Si l’évaluation est possible, elle se heurte à des limites structurelles qui nuisent à son efficacité globale. Plusieurs sources concordent sur les problèmes induits par l’absence d’un cadre unique.On note :
1. Disparité et incomparabilité des résultats : sans un guide commun, chaque évaluation utilise des indicateurs et des méthodes différents. Il devient impossible de comparer objectivement la performance d’une commune à l’autre, ou d’agréger les données au niveau national pour avoir une vision d’ensemble. Le constat est partagé : on note « des lenteurs procédurales, une disparité de pratiques » et un « manque d’évaluation régulière » ;
2. Faible culture de l’évaluation et du pilotage : l’évaluation est souvent perçue comme une contrainte administrative externe (pour obtenir des financements) plutôt que comme un outil de management interne. Peu de collectivités territoriales atteignent les objectifs fixés d’avance, d’où l’organisation de formations en planification stratégique et en gestion axée sur les résultats . L’absence d’un guide clair et stable freine l’appropriation de ces outils par les élus et les agents ;
3. Difficulté à bâtir une dynamique d’amélioration continue : l’objectif final de l’évaluation est l’amélioration. Un guide harmonisé n’est pas seulement une grille de notation ; c’est un dispositif de pilotage et de coordination . Sans lui, les initiatives restent isolées. L’évaluation devient un exercice ponctuel (un audit-sanction) et non un processus continu d’apprentissage et d’adaptation. L’enjeu est de passer d’une logique de conformité réglementaire à une logique constitutive , où les parties prenantes s’approprient le référentiel pour co-construire la performance .

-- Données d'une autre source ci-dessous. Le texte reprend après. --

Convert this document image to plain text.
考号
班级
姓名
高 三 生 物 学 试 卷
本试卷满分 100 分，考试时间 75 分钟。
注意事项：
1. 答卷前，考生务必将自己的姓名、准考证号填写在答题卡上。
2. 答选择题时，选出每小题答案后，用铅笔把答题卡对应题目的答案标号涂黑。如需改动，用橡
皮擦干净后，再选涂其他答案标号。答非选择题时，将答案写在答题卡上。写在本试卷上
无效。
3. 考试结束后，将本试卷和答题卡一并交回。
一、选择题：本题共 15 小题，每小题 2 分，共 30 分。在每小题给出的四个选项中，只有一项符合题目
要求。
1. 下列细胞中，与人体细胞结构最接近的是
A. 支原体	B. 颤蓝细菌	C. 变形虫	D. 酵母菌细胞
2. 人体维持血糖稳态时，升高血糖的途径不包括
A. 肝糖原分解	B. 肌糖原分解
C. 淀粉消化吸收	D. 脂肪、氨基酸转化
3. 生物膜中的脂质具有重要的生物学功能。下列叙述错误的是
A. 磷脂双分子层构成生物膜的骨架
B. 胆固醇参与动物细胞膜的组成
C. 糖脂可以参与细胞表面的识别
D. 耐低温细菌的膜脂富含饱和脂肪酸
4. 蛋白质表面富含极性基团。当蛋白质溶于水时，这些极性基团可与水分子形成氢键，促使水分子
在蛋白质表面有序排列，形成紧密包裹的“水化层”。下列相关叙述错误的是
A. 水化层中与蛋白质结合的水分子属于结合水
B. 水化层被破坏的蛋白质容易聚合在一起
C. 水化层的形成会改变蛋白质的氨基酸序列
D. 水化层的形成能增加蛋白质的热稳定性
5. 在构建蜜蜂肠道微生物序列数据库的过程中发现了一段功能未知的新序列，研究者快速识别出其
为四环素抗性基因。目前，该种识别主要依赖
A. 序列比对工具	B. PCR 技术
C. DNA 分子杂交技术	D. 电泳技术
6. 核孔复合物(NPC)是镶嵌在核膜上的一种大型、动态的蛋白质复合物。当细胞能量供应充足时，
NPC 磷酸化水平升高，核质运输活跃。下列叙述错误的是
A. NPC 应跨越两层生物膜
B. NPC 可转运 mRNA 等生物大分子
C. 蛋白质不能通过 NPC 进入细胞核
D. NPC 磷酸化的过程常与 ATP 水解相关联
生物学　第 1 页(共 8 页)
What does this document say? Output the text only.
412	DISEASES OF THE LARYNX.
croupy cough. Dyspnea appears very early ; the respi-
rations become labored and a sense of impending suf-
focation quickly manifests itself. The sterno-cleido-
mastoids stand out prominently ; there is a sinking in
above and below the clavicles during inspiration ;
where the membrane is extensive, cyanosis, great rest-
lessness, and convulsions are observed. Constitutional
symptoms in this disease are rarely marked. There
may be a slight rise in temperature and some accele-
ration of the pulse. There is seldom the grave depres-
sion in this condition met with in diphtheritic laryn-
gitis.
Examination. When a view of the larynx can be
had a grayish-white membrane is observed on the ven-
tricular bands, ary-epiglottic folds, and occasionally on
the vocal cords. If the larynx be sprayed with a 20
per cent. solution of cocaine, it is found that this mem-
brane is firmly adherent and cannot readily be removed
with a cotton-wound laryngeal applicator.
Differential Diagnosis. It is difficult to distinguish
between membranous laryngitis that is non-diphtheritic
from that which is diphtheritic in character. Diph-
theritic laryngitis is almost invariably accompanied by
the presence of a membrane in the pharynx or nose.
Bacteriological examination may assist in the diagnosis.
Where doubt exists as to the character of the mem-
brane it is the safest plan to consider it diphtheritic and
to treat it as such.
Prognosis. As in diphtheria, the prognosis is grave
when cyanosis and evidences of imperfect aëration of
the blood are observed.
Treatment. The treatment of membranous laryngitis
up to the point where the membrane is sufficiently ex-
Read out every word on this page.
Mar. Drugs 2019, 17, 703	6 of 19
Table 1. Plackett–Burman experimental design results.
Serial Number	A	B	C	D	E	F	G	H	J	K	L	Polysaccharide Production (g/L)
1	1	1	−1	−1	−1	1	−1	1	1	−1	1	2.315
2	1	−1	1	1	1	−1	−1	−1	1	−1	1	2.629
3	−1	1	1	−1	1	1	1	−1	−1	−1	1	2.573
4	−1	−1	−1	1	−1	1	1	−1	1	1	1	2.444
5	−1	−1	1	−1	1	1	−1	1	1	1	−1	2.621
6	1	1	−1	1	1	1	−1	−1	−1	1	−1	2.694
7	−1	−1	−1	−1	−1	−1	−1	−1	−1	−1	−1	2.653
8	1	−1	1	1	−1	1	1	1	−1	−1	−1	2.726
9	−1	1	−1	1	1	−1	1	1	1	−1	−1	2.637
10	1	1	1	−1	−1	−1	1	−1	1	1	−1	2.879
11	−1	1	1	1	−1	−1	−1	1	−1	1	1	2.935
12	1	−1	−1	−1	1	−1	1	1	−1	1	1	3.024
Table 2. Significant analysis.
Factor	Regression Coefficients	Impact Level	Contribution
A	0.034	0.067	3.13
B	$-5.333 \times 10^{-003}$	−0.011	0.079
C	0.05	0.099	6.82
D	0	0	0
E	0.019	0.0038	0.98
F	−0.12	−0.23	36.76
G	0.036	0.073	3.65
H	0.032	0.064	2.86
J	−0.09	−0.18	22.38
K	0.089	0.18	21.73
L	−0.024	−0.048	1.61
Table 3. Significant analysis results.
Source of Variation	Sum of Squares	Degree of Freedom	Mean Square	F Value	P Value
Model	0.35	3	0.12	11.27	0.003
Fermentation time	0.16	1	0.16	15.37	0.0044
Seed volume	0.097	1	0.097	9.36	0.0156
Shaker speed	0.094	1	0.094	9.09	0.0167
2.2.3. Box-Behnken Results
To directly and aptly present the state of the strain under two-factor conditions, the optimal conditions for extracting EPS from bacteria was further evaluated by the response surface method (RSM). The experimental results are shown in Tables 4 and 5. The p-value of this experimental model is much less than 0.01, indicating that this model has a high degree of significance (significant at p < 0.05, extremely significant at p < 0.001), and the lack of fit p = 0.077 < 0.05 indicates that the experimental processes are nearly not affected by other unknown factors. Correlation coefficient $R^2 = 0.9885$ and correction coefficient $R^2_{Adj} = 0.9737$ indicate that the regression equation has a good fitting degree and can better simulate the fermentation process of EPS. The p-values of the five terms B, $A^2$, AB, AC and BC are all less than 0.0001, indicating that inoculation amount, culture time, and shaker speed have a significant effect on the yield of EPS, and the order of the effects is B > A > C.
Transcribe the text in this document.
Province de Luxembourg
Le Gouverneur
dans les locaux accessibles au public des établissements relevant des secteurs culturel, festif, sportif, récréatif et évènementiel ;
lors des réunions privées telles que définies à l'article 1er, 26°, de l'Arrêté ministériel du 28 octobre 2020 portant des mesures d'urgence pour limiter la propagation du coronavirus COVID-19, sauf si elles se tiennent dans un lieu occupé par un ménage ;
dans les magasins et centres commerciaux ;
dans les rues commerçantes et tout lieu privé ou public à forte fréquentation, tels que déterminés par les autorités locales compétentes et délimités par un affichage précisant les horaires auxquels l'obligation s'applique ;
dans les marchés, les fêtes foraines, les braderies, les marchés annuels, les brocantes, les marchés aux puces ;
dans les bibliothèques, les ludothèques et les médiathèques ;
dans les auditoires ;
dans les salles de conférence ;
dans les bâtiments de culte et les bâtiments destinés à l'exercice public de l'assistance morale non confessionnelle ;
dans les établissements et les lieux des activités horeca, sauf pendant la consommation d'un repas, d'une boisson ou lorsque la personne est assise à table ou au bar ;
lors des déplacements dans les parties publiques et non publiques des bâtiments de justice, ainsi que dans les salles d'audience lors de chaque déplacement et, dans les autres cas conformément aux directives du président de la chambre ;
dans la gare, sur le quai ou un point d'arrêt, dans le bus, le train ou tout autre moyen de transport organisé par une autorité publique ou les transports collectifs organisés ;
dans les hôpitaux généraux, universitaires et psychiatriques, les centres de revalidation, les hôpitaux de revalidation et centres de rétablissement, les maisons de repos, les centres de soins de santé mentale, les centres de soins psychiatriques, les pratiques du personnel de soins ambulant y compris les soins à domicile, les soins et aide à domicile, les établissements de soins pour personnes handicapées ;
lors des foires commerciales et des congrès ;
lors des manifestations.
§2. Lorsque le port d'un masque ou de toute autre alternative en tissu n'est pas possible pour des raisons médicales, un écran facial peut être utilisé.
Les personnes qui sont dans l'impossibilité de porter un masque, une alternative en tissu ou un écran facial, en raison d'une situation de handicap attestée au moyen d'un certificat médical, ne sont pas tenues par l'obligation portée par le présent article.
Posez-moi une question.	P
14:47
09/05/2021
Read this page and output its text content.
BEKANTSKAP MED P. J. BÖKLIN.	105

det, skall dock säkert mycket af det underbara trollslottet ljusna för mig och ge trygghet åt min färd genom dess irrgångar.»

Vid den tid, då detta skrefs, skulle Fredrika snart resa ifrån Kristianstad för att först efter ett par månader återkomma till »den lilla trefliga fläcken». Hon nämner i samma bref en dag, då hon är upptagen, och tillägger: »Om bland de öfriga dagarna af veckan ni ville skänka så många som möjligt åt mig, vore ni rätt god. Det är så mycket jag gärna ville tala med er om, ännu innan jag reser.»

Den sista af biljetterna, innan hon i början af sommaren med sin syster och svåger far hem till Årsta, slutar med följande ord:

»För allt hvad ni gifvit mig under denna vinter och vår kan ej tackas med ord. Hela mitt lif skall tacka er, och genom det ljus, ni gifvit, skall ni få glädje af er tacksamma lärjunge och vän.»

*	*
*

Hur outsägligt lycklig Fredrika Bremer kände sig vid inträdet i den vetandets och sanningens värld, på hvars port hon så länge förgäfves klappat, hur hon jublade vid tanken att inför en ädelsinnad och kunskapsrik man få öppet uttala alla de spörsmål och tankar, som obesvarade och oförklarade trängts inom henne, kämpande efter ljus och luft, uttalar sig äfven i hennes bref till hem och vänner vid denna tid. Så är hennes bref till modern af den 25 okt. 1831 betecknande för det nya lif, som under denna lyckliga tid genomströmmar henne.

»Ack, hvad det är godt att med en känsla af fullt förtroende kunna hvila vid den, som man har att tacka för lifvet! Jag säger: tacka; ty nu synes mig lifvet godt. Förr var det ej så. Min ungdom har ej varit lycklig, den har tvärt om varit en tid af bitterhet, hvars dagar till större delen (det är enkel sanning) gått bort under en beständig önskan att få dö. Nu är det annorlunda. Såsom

Pour répondre à la question posée : Oui, on peut évaluer sans un guide unique, mais on le fait mal et sans vision d’ensemble. Le Sénégal dispose d’énergies vives, d’expérimentations locales réussies et d’une volonté politique affichée de modernisation . Cependant, la dispersion des efforts et l’absence d’un référentiel officiel, simple et obligatoire, constituent un frein majeur à l’émergence d’une véritable culture de la performance. Un guide méthodologique harmonisé ne serait pas un carcan rigide. Il devrait, comme le suggèrent les expériences réussies, être suffisamment souple pour être contextualisé par chaque collectivité. Il servirait de socle commun : un langage partagé, des règles du jeu claires, et des indicateurs de base permettant la comparaison, le plaidoyer et la reddition de comptes. Il permettrait de passer d’une évaluation « subie » et fragmentée à une évaluation « pilote », intégrée au quotidien de la gestion locale. En l’état actuel, ne pas disposer d’un guide méthodologique officiel et harmonisé revient à vouloir construire un édifice sans plan d’architecte : quelques murs solides peuvent être érigés ici et là, mais l’ensemble risque de manquer de cohérence et de solidité à long terme.